“Sarà abbattuto il Palácio do Litoral, un tempo prestigiosa residenza affacciata sulla costa e luogo ambito in cui vivere, oggi edificio vuoto, impoverito dal progressivo abbandono dei residenti e in completo stato di degrado.”
(dal Correio de Recife, edizione odierna)
Tu indossi un costume a due pezzi e le infradito ai piedi. I triangoli di stoffa del reggipetto si tendono sulla curva dei tuoi seni, mentre i lacci intrecciati, salgono e sono stretti in un nodo dietro al collo. Altri lacci, ornati di perline, uniscono i lembi del perizoma, leggero e sgambato, che copre appena i fianchi e lascia libere le cosce abbronzate.
La tua pelle è come la seta, quando la sfioro con le dita che infilo audace sotto la stoffa, a cercare il tuo sesso che si schiude umido e caldo al mio tocco leggero.
Quando poso le mie labbra su di te, sai di salmastro, come il sapore del mare che riverbera, increspato dal vento, sotto il sole acceso.
Ascolto il vento che muove le foglie delle palme, proprio di fronte a noi, e quel fruscio si confonde con il tuo respiro.
Di fianco a noi è il letto sfatto, dove facevamo l’amore e mi accoglievi dentro di te. Le tue mani erano su di me, quando guidavi le mie spinte e respiravi ansimando, mentre il piacere ci stordiva.
Ora mi dai le spalle e non vedo il tuo sguardo, ma lo immagino assorto, rivolto a quel mare smeraldino che si staglia incorniciato nella porta-balcone, fino all’orizzonte lontano.
Vorrei stringerti tra le braccia e saggiare il tuo corpo, racchiudere nelle mani a coppa la morbida rotondità dei tuoi seni, con i capezzoli che spingono turgidi sui miei palmi.
Senza vederli, penso ai tuoi occhi scuri che sanno illuminarsi di liquida intensità, quando ti emozioni, e al tuo viso, che qualche volta si rabbuia, in una espressione pensosa, al ricordo di un dolore.
Quanto passato si porta dentro ognuno di noi, quante speranze e quante illusioni.

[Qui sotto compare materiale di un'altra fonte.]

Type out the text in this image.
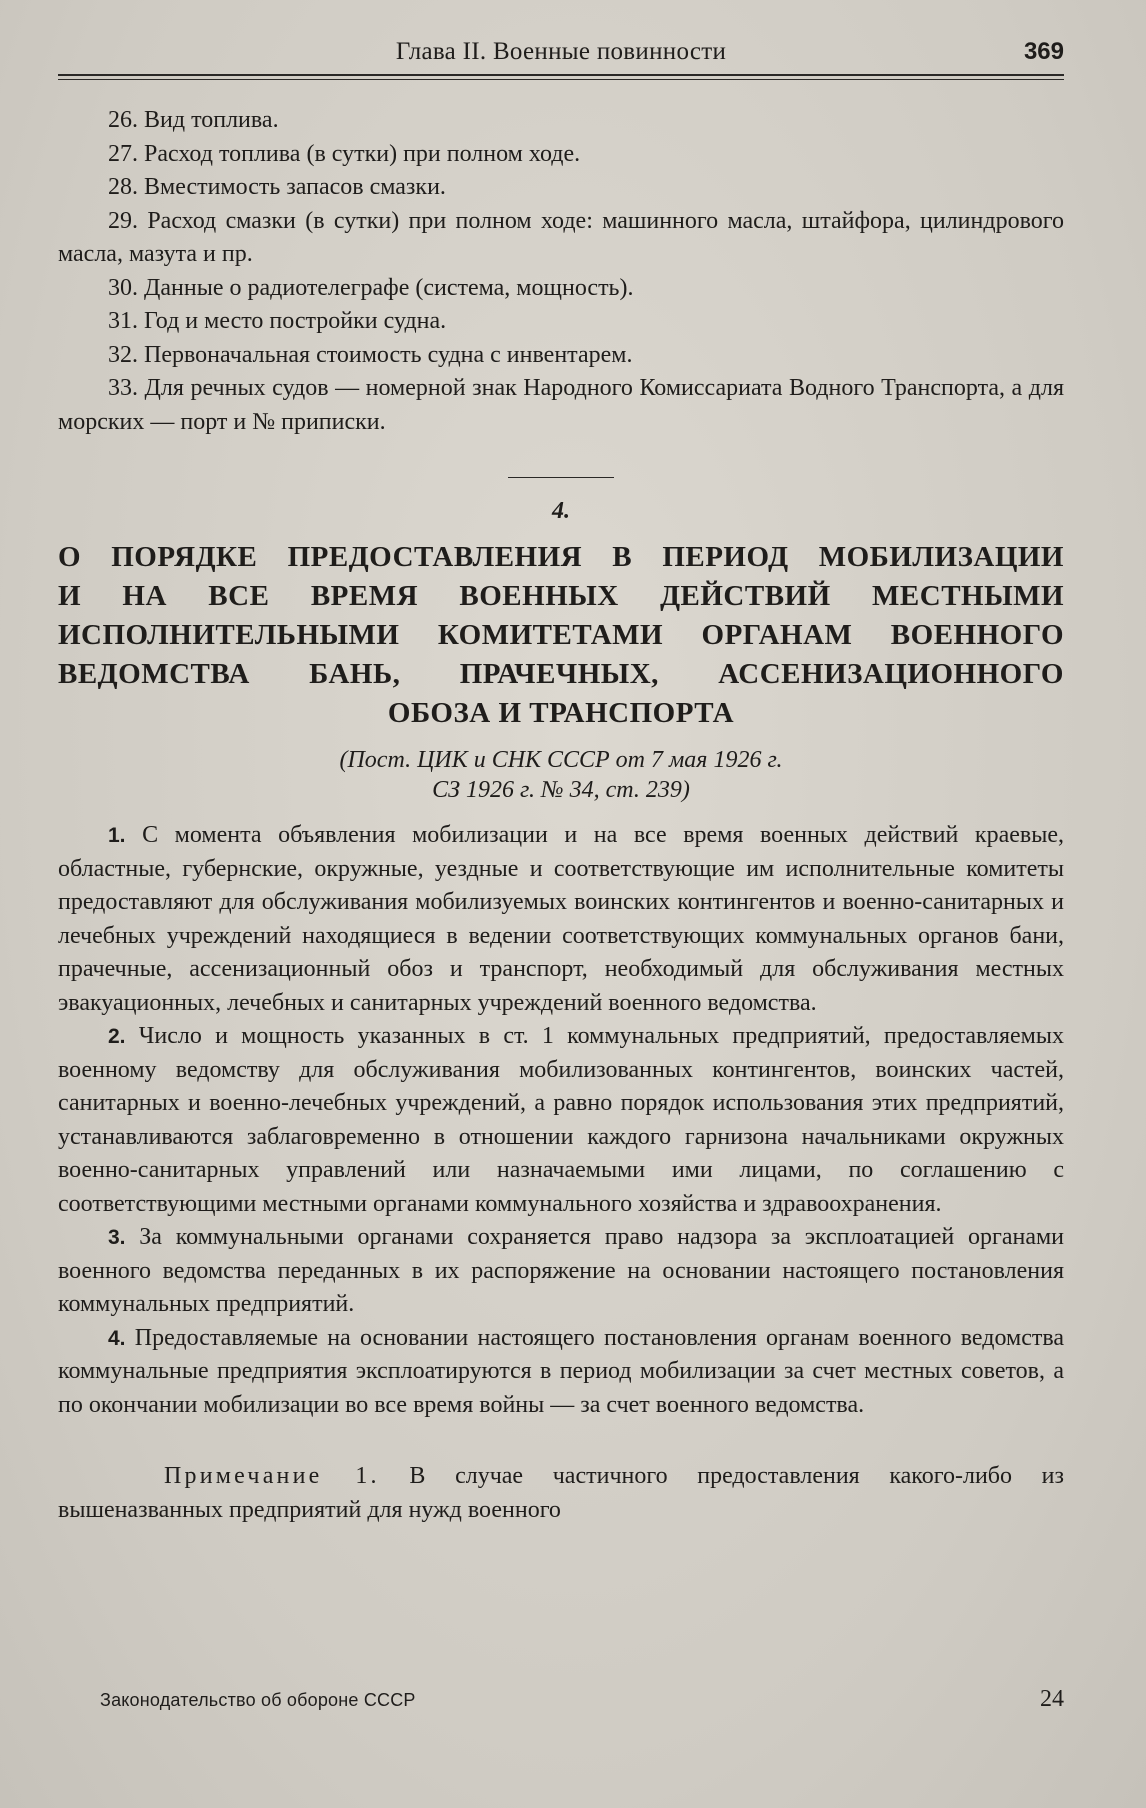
Глава II. Военные повинности	369

26. Вид топлива.

27. Расход топлива (в сутки) при полном ходе.

28. Вместимость запасов смазки.

29. Расход смазки (в сутки) при полном ходе: машинного масла, штайфора, цилиндрового масла, мазута и пр.

30. Данные о радиотелеграфе (система, мощность).

31. Год и место постройки судна.

32. Первоначальная стоимость судна с инвентарем.

33. Для речных судов — номерной знак Народного Комиссариата Водного Транспорта, а для морских — порт и № приписки.

4.
О ПОРЯДКЕ ПРЕДОСТАВЛЕНИЯ В ПЕРИОД МОБИЛИЗАЦИИ
И НА ВСЕ ВРЕМЯ ВОЕННЫХ ДЕЙСТВИЙ МЕСТНЫМИ
ИСПОЛНИТЕЛЬНЫМИ КОМИТЕТАМИ ОРГАНАМ ВОЕННОГО
ВЕДОМСТВА БАНЬ, ПРАЧЕЧНЫХ, АССЕНИЗАЦИОННОГО
ОБОЗА И ТРАНСПОРТА
(Пост. ЦИК и СНК СССР от 7 мая 1926 г.
СЗ 1926 г. № 34, ст. 239)

1. С момента объявления мобилизации и на все время военных действий краевые, областные, губернские, окружные, уездные и соответствующие им исполнительные комитеты предоставляют для обслуживания мобилизуемых воинских контингентов и военно-санитарных и лечебных учреждений находящиеся в ведении соответствующих коммунальных органов бани, прачечные, ассенизационный обоз и транспорт, необходимый для обслуживания местных эвакуационных, лечебных и санитарных учреждений военного ведомства.

2. Число и мощность указанных в ст. 1 коммунальных предприятий, предоставляемых военному ведомству для обслуживания мобилизованных контингентов, воинских частей, санитарных и военно-лечебных учреждений, а равно порядок использования этих предприятий, устанавливаются заблаговременно в отношении каждого гарнизона начальниками окружных военно-санитарных управлений или назначаемыми ими лицами, по соглашению с соответствующими местными органами коммунального хозяйства и здравоохранения.

3. За коммунальными органами сохраняется право надзора за эксплоатацией органами военного ведомства переданных в их распоряжение на основании настоящего постановления коммунальных предприятий.

4. Предоставляемые на основании настоящего постановления органам военного ведомства коммунальные предприятия эксплоатируются в период мобилизации за счет местных советов, а по окончании мобилизации во все время войны — за счет военного ведомства.

Примечание 1. В случае частичного предоставления какого-либо из вышеназванных предприятий для нужд военного

Законодательство об обороне СССР	24
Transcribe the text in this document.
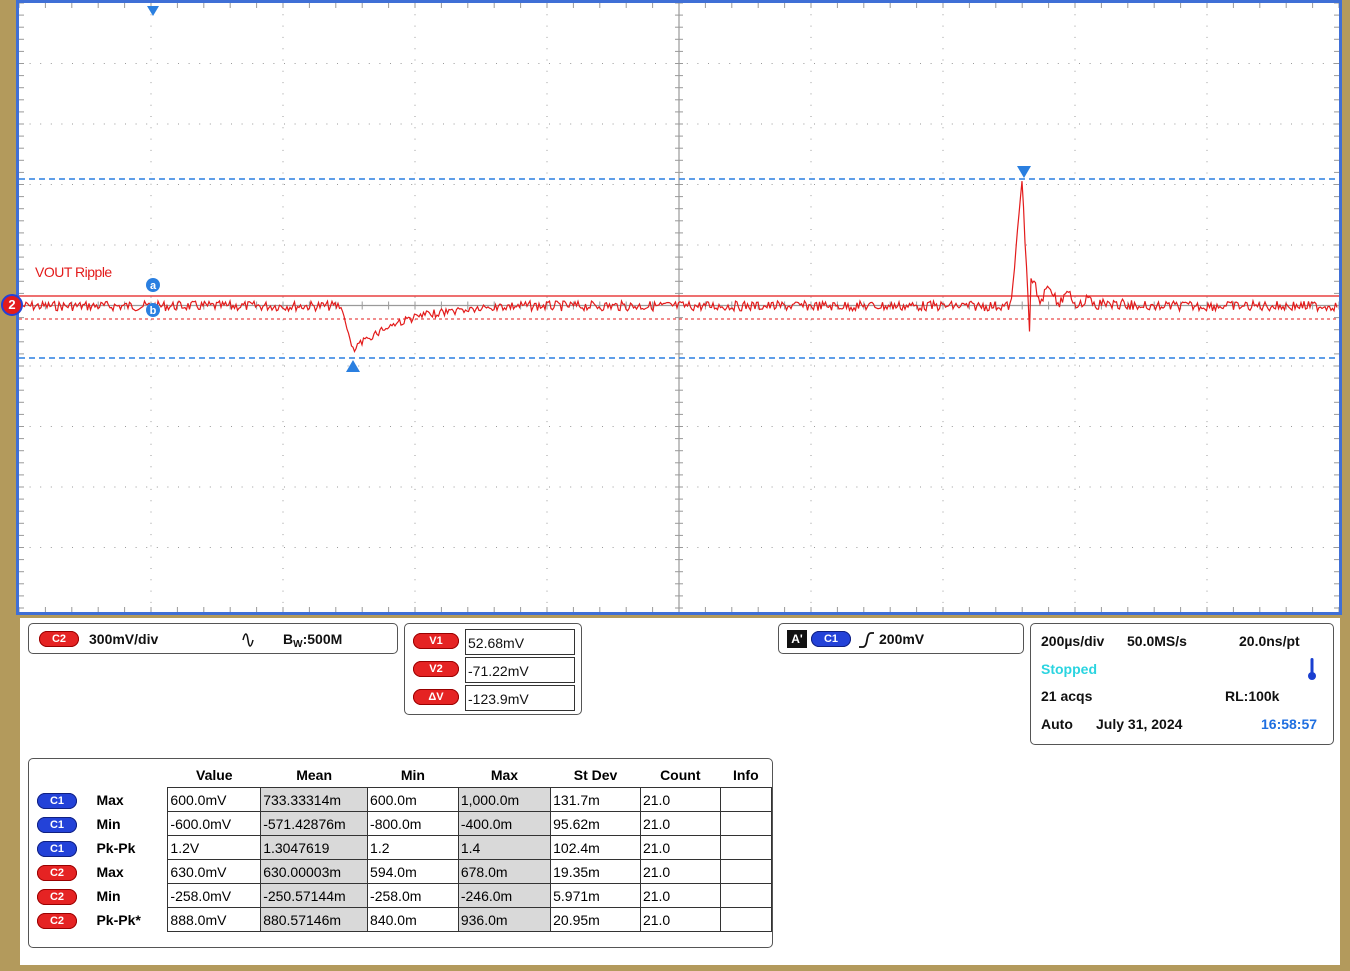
a
b
VOUT Ripple
2
C2	300mV/div	$B_W:500M$	V1	52.68mV
V2	-71.22mV
ΔV	-123.9mV
A'	C1	200mV	200µs/div 50.0MS/s	20.0ns/pt
Stopped
21 acqs	RL:100k
Auto July 31, 2024	16:58:57
		Value	Mean	Min	Max	St Dev	Count	Info
C1	Max	600.0mV	733.33314m	600.0m	1,000.0m	131.7m	21.0	
C1	Min	-600.0mV	-571.42876m	-800.0m	-400.0m	95.62m	21.0	
C1	Pk-Pk	1.2V	1.3047619	1.2	1.4	102.4m	21.0	
C2	Max	630.0mV	630.00003m	594.0m	678.0m	19.35m	21.0	
C2	Min	-258.0mV	-250.57144m	-258.0m	-246.0m	5.971m	21.0	
C2	Pk-Pk*	888.0mV	880.57146m	840.0m	936.0m	20.95m	21.0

Come è insondabile e misterioso il nostro destino, profondo come il mare che brilla davanti a noi.
Tu sei morta e io sono morto, ma aleggiamo ancora, fantasmi silenziosi, nelle stanze di questo appartamento ormai vuoto.
Come sembra difficile staccarci da questi nostri desideri terreni, dal calore dei corpi, che abbiamo perso un tempo ormai lontano.
Ora ti stringo, mentre ci scuote l’eco di un frastuono e un urto formidabile e dirompente fa tremare ogni cosa.
E si scolorano i muri che la muffa ricopre fulminea, cade a brandelli la stoffa ormai grigia delle lenzuola nel nostro letto.
Guardiamo smarriti queste stanze vuote, che il tempo ha consumato, e le assi di legno inchiodate alle finestre. Respiriamo l’aria dal sentore greve, che si riempie di polvere e calcinacci.
Crolla questo vecchio palazzo del lungomare, per le cariche di esplosivo fatte brillare alla base dei suoi pilastri.
E restiamo noi soli, spiriti senza corpo e amanti, nella luce del giorno, senza la forza di separarci l’uno dall’altra, incerti sul cammino tra questo mondo e l’altro.